A finals that matches a hard-hat union from the industrial heartland defending its championship and, in a larger sense, American-born honor against the internationally flavored blend of Tim Duncan from the US Virgin Islands, Manu Ginobili from Argentina and Tony Parker from France.
But can a league that has conditioned its audience by blurring the line between pop culture and sport really flourish presenting opera without soap?
"True basketball enthusiasts, who know how the game should be played, I think they will love it," guard Lindsey Hunter said before the indefatigable Ginobili drew first blood, scoring 22 of his 26 points in the second half and powering the Spurs to an series-launching victory, 84-69, Thursday night at the SBC Center. "Other people that want, you know, the star-studded, all the underlying stories and all that, they probably won't be too intrigued."
In other words, all celebrity-seeking sycophants, who wouldn't know a back door from a drop step, be forewarned: For the next couple of weeks, the topic of discussion will be nuts and bolts, not LeBron.

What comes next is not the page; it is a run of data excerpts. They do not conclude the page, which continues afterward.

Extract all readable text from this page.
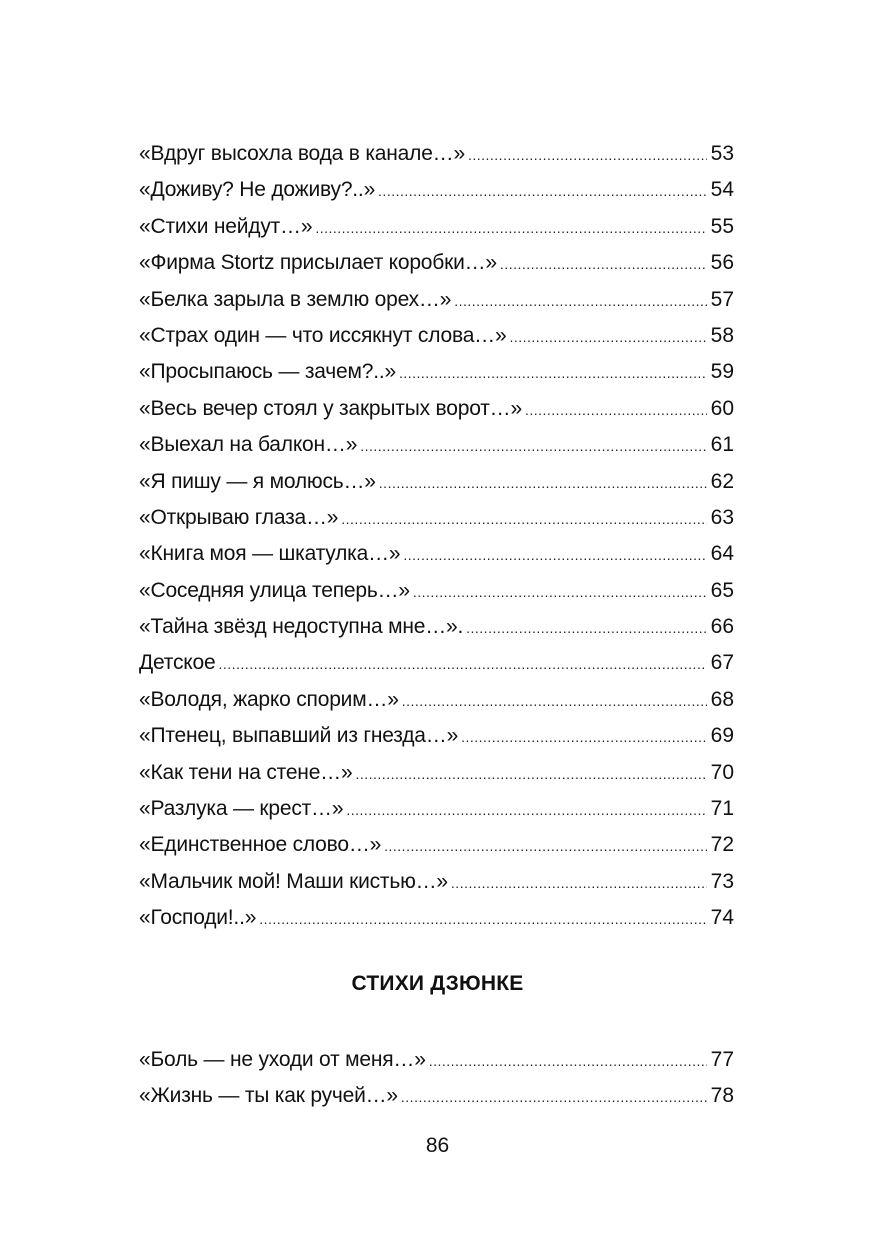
«Вдруг высохла вода в канале…» .....	53
«Доживу? Не доживу?..» .....	54
«Стихи нейдут…» .....	55
«Фирма Stortz присылает коробки…» .....	56
«Белка зарыла в землю орех…» .....	57
«Страх один — что иссякнут слова…» .....	58
«Просыпаюсь — зачем?..» .....	59
«Весь вечер стоял у закрытых ворот…» .....	60
«Выехал на балкон…» .....	61
«Я пишу — я молюсь…» .....	62
«Открываю глаза…» .....	63
«Книга моя — шкатулка…» .....	64
«Соседняя улица теперь…» .....	65
«Тайна звёзд недоступна мне…». .....	66
Детское .....	67
«Володя, жарко спорим…» .....	68
«Птенец, выпавший из гнезда…» .....	69
«Как тени на стене…» .....	70
«Разлука — крест…» .....	71
«Единственное слово…» .....	72
«Мальчик мой! Маши кистью…» .....	73
«Господи!..» .....	74
СТИХИ ДЗЮНКЕ
«Боль — не уходи от меня…» .....	77
«Жизнь — ты как ручей…» .....	78
86
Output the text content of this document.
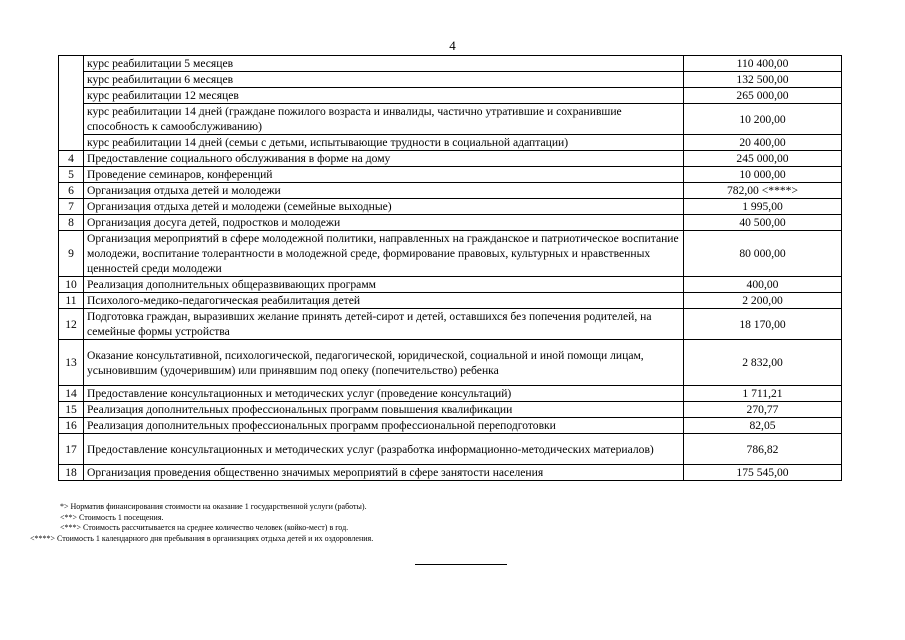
4
	курс реабилитации 5 месяцев	110 400,00
	курс реабилитации 6 месяцев	132 500,00
	курс реабилитации 12 месяцев	265 000,00
	курс реабилитации 14 дней (граждане пожилого возраста и инвалиды, частично утратившие и сохранившие способность к самообслуживанию)	10 200,00
	курс реабилитации 14 дней (семьи с детьми, испытывающие трудности в социальной адаптации)	20 400,00
4	Предоставление социального обслуживания в форме на дому	245 000,00
5	Проведение семинаров, конференций	10 000,00
6	Организация отдыха детей и молодежи	782,00 <****>
7	Организация отдыха детей и молодежи (семейные выходные)	1 995,00
8	Организация досуга детей, подростков и молодежи	40 500,00
9	Организация мероприятий в сфере молодежной политики, направленных на гражданское и патриотическое воспитание молодежи, воспитание толерантности в молодежной среде, формирование правовых, культурных и нравственных ценностей среди молодежи	80 000,00
10	Реализация дополнительных общеразвивающих программ	400,00
11	Психолого-медико-педагогическая реабилитация детей	2 200,00
12	Подготовка граждан, выразивших желание принять детей-сирот и детей, оставшихся без попечения родителей, на семейные формы устройства	18 170,00
13	Оказание консультативной, психологической, педагогической, юридической, социальной и иной помощи лицам, усыновившим (удочерившим) или принявшим под опеку (попечительство) ребенка	2 832,00
14	Предоставление консультационных и методических услуг (проведение консультаций)	1 711,21
15	Реализация дополнительных профессиональных программ повышения квалификации	270,77
16	Реализация дополнительных профессиональных программ профессиональной переподготовки	82,05
17	Предоставление консультационных и методических услуг (разработка информационно-методических материалов)	786,82
18	Организация проведения общественно значимых мероприятий в сфере занятости населения	175 545,00
*> Норматив финансирования стоимости на оказание 1 государственной услуги (работы).
<**> Стоимость 1 посещения.
<***> Стоимость рассчитывается на среднее количество человек (койко-мест) в год.
<****> Стоимость 1 календарного дня пребывания в организациях отдыха детей и их оздоровления.
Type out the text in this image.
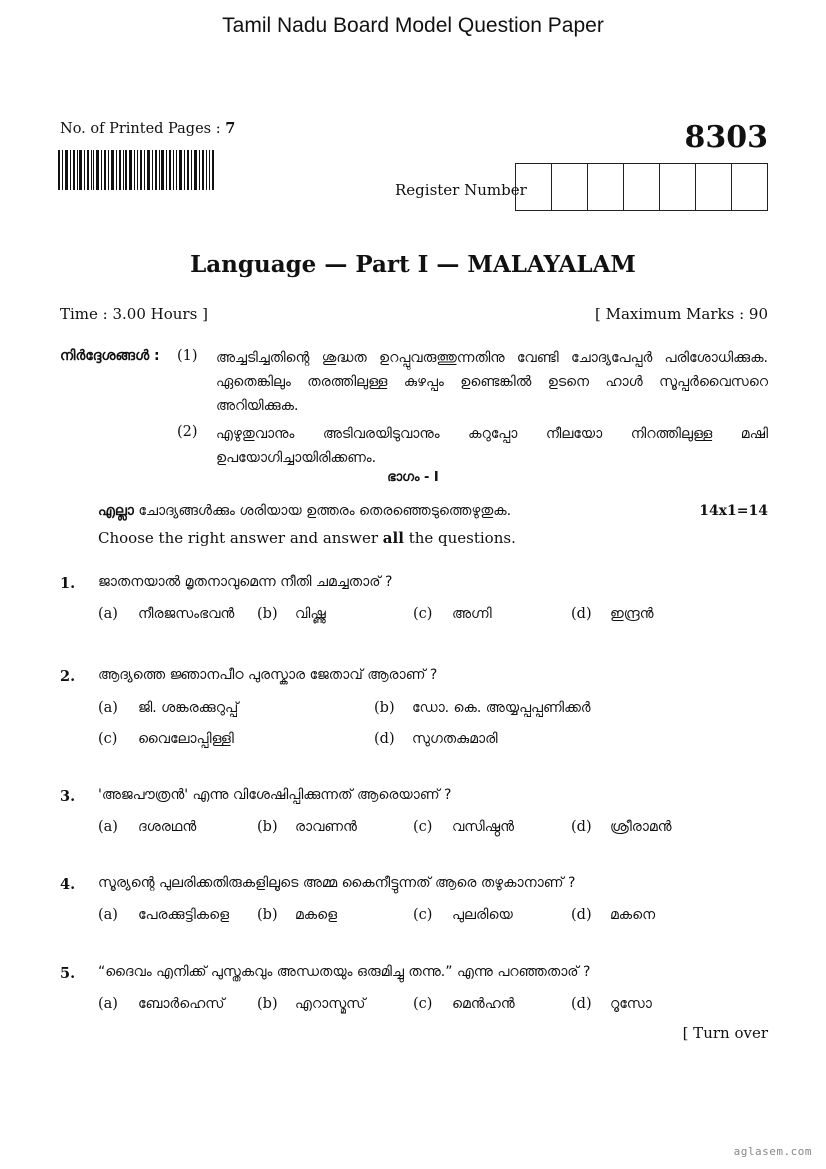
Tamil Nadu Board Model Question Paper
No. of Printed Pages : 7	8303
Register Number
Language — Part I — MALAYALAM
Time : 3.00 Hours ]	[ Maximum Marks : 90
നിർദ്ദേശങ്ങൾ : (1) അച്ചടിച്ചതിന്റെ ശുദ്ധത ഉറപ്പുവരുത്തുന്നതിനു വേണ്ടി ചോദ്യപേപ്പർ പരിശോധിക്കുക. ഏതെങ്കിലും തരത്തിലുള്ള കുഴപ്പം ഉണ്ടെങ്കിൽ ഉടനെ ഹാൾ സൂപ്പർവൈസറെ അറിയിക്കുക.
(2) എഴുതുവാനും അടിവരയിടുവാനും കറുപ്പോ നീലയോ നിറത്തിലുള്ള മഷി ഉപയോഗിച്ചായിരിക്കണം.
ഭാഗം - I
എല്ലാ ചോദ്യങ്ങൾക്കും ശരിയായ ഉത്തരം തെരഞ്ഞെടുത്തെഴുതുക.	14x1=14
Choose the right answer and answer all the questions.
1. ജാതനയാൽ മൃതനാവുമെന്ന നീതി ചമച്ചതാര് ?
(a) നീരജസംഭവൻ (b) വിഷ്ണു	(c) അഗ്നി	(d) ഇന്ദ്രൻ
2. ആദ്യത്തെ ജ്ഞാനപീഠ പുരസ്കാര ജേതാവ് ആരാണ് ?
(a) ജി. ശങ്കരക്കുറുപ്പ്	(b) ഡോ. കെ. അയ്യപ്പപ്പണിക്കർ
(c) വൈലോപ്പിള്ളി	(d) സുഗതകുമാരി
3. 'അജപൗത്രൻ' എന്നു വിശേഷിപ്പിക്കുന്നത് ആരെയാണ് ?
(a) ദശരഥൻ	(b) രാവണൻ	(c) വസിഷ്ഠൻ	(d) ശ്രീരാമൻ
4. സൂര്യന്റെ പുലരിക്കതിരുകളിലൂടെ അമ്മ കൈനീട്ടുന്നത് ആരെ തഴുകാനാണ് ?
(a) പേരക്കുട്ടികളെ (b) മകളെ	(c) പുലരിയെ	(d) മകനെ
5. “ദൈവം എനിക്ക് പുസ്തകവും അന്ധതയും ഒരുമിച്ചു തന്നു.” എന്നു പറഞ്ഞതാര് ?
(a) ബോർഹെസ് (b) എറാസ്മസ്	(c) മെൻഹൻ	(d) റൂസോ
[ Turn over
aglasem.com
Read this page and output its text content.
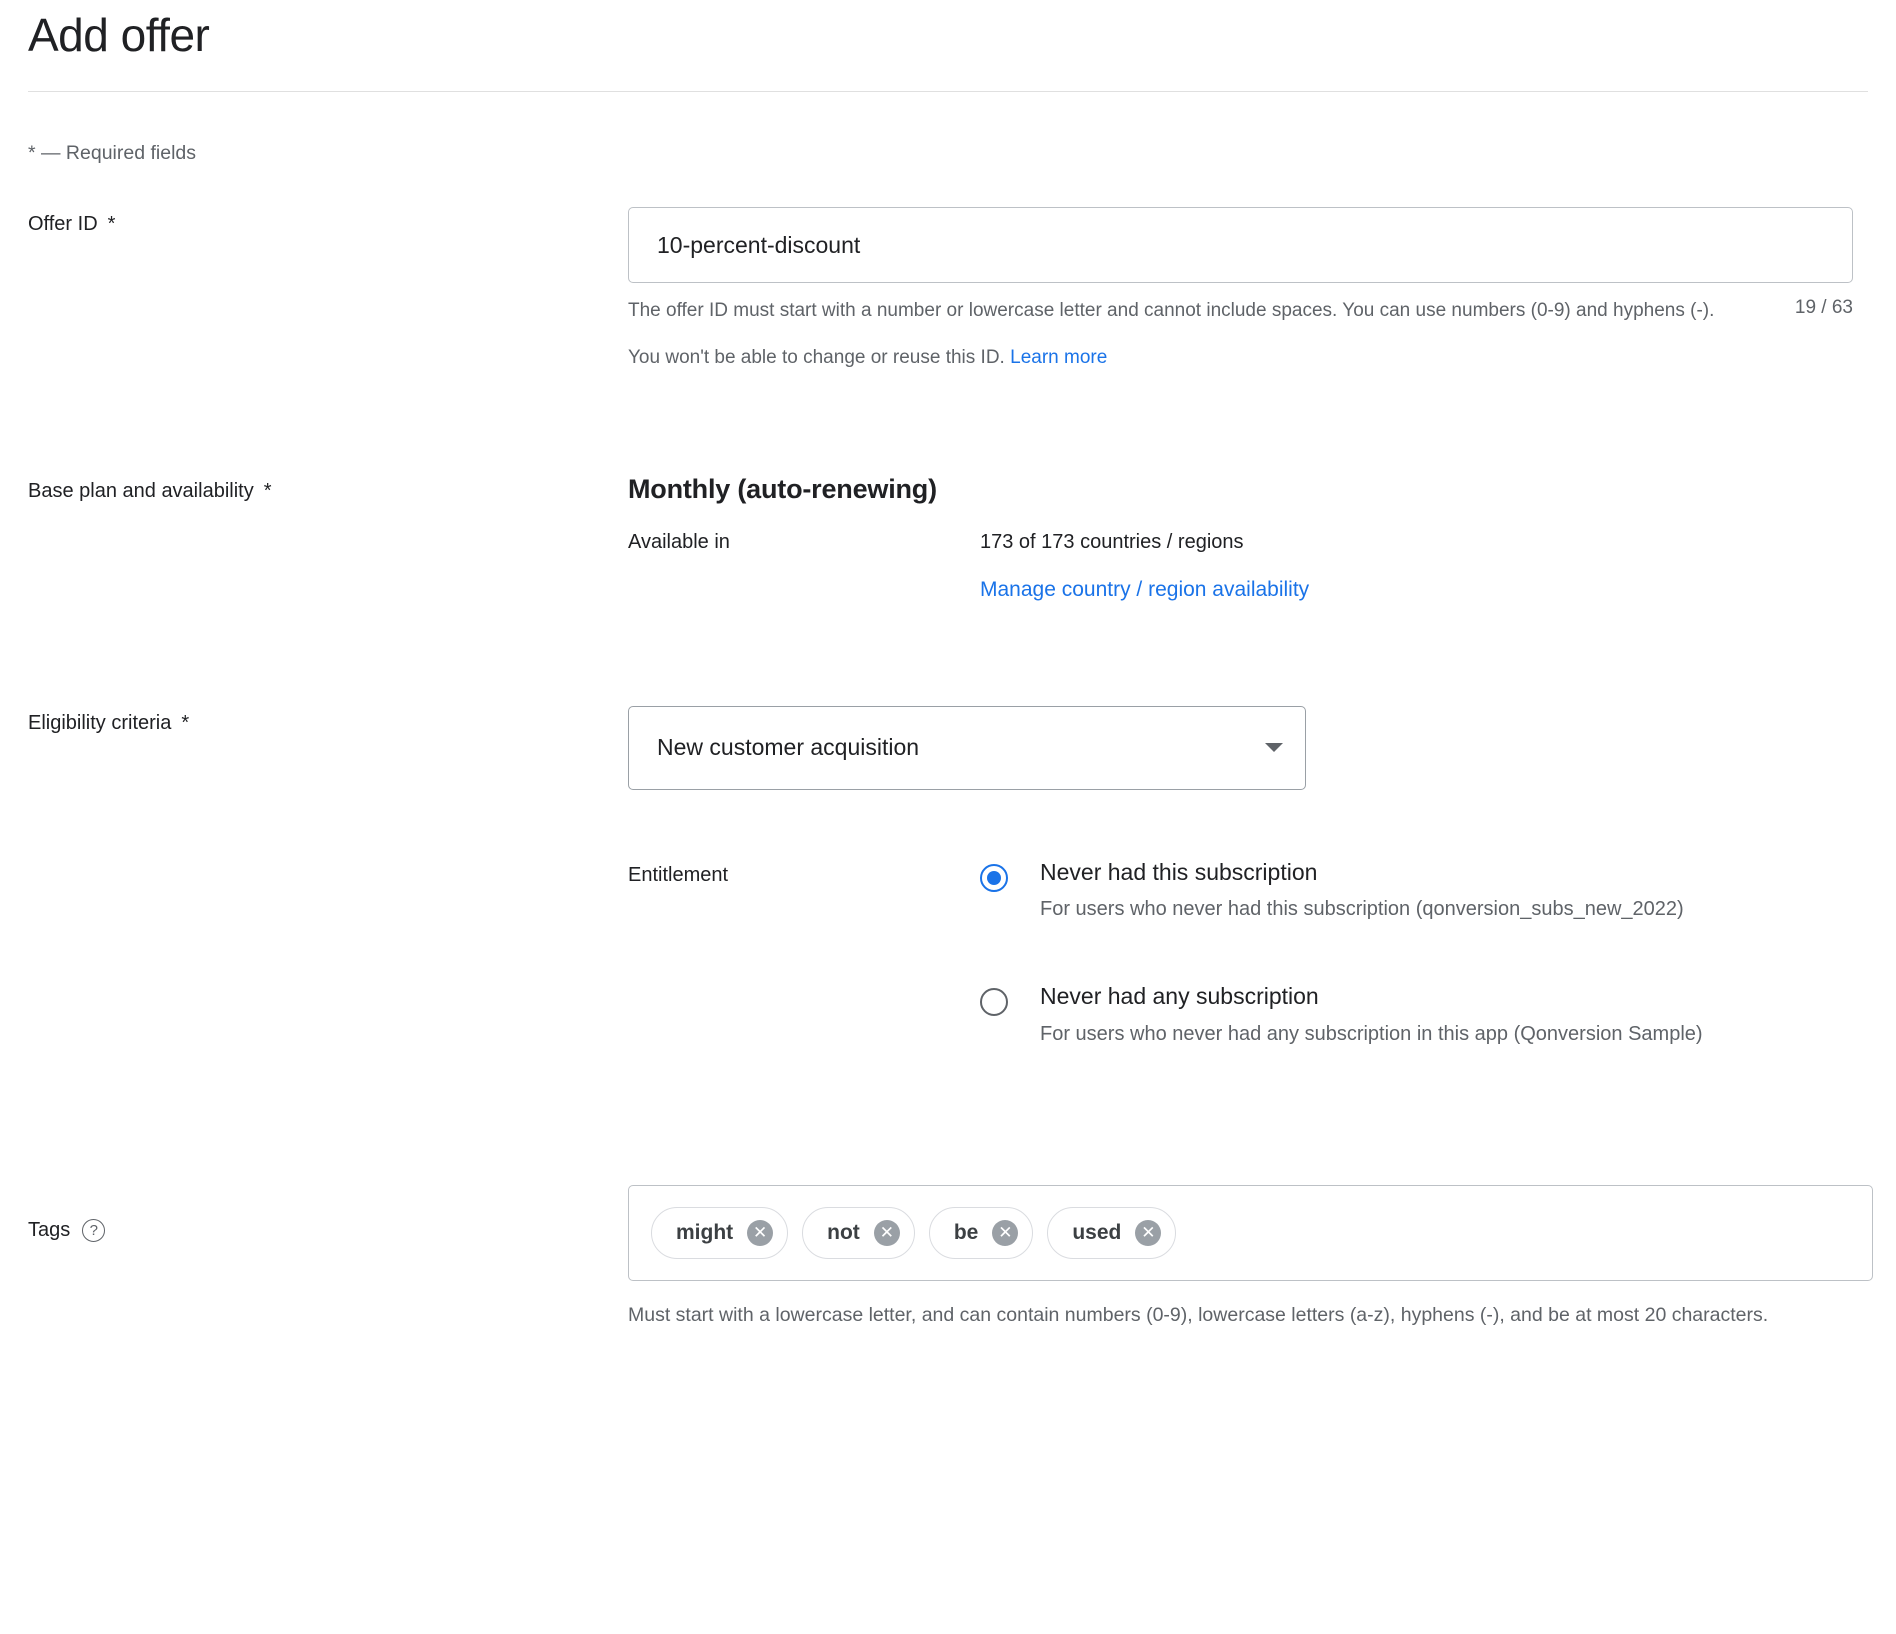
Add offer
* — Required fields
Offer ID *
10-percent-discount
The offer ID must start with a number or lowercase letter and cannot include spaces. You can use numbers (0-9) and hyphens (-).	19 / 63
You won't be able to change or reuse this ID. Learn more
Base plan and availability *	Monthly (auto-renewing)
Available in	173 of 173 countries / regions
Manage country / region availability
Eligibility criteria *
New customer acquisition
Entitlement	Never had this subscription
For users who never had this subscription (qonversion_subs_new_2022)
Never had any subscription
For users who never had any subscription in this app (Qonversion Sample)
Tags	?	might	✕	not	✕	be	✕	used	✕
Must start with a lowercase letter, and can contain numbers (0-9), lowercase letters (a-z), hyphens (-), and be at most 20 characters.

Where have all the primary shoe pitchmen gone? Home to watch on television, lest they swell the ranks of couch-potato Americans who are expected to pass on the series or just pass out. Once again, the finals are on a Sunday-Tuesday-Thursday rotation, leaving the audience in the Eastern part of the US with pretty much the same choice as Europe: Go to work or school the next day with bags under the eyes, or just bag it.
Too bad, for no matter how few points the Pistons and the Spurs eventually score, no one will be able to accuse them of not earning their millions -- a point worth considering as it has become clear that the glitzy, fawn-over-me formula championed in recent years by the commissioner and chief choreographer David Stern has worn woefully thin. Across the board, NBA television ratings this spring have taken a plunge, along with merchandising sales.
Bloomberg News recently reported that fan focus groups operated on behalf of the league by Matthew Dowd, a key strategist in President Bush's re-election campaign, indicate a significant disconnect.
The melee at the Palace of Auburn Hills in November obviously didn't help, but could this also be a byproduct of longstanding attempts to camouflage what many saw as a diminished product with promotional gimmickry?
Is it possible that the NBA has been too busy focusing on upscale demographics and is now suffering the effects for neglecting and even pricing out its core fans?
On the eve of the series, Rasheed Wallace concurred with Hunter that it wasn't going to be eye candy for the beautiful people, and he included the corporate executives in the home office. "I think that's what they're worried about," Wallace said.
"Here in this series, there's no real stars; there's team unity."
Wallace has had his share of objectionable outbursts but that wasn't one of them. At long last, somebody has spoke out for the fan who has never needed or wanted pregame explosions of fire and shrieking public-address announcers, who has never gone to an NBA arena hoping for a faux hip-hop experience, a staged equivalent of Woody Allen directing "Boyz n the Hood."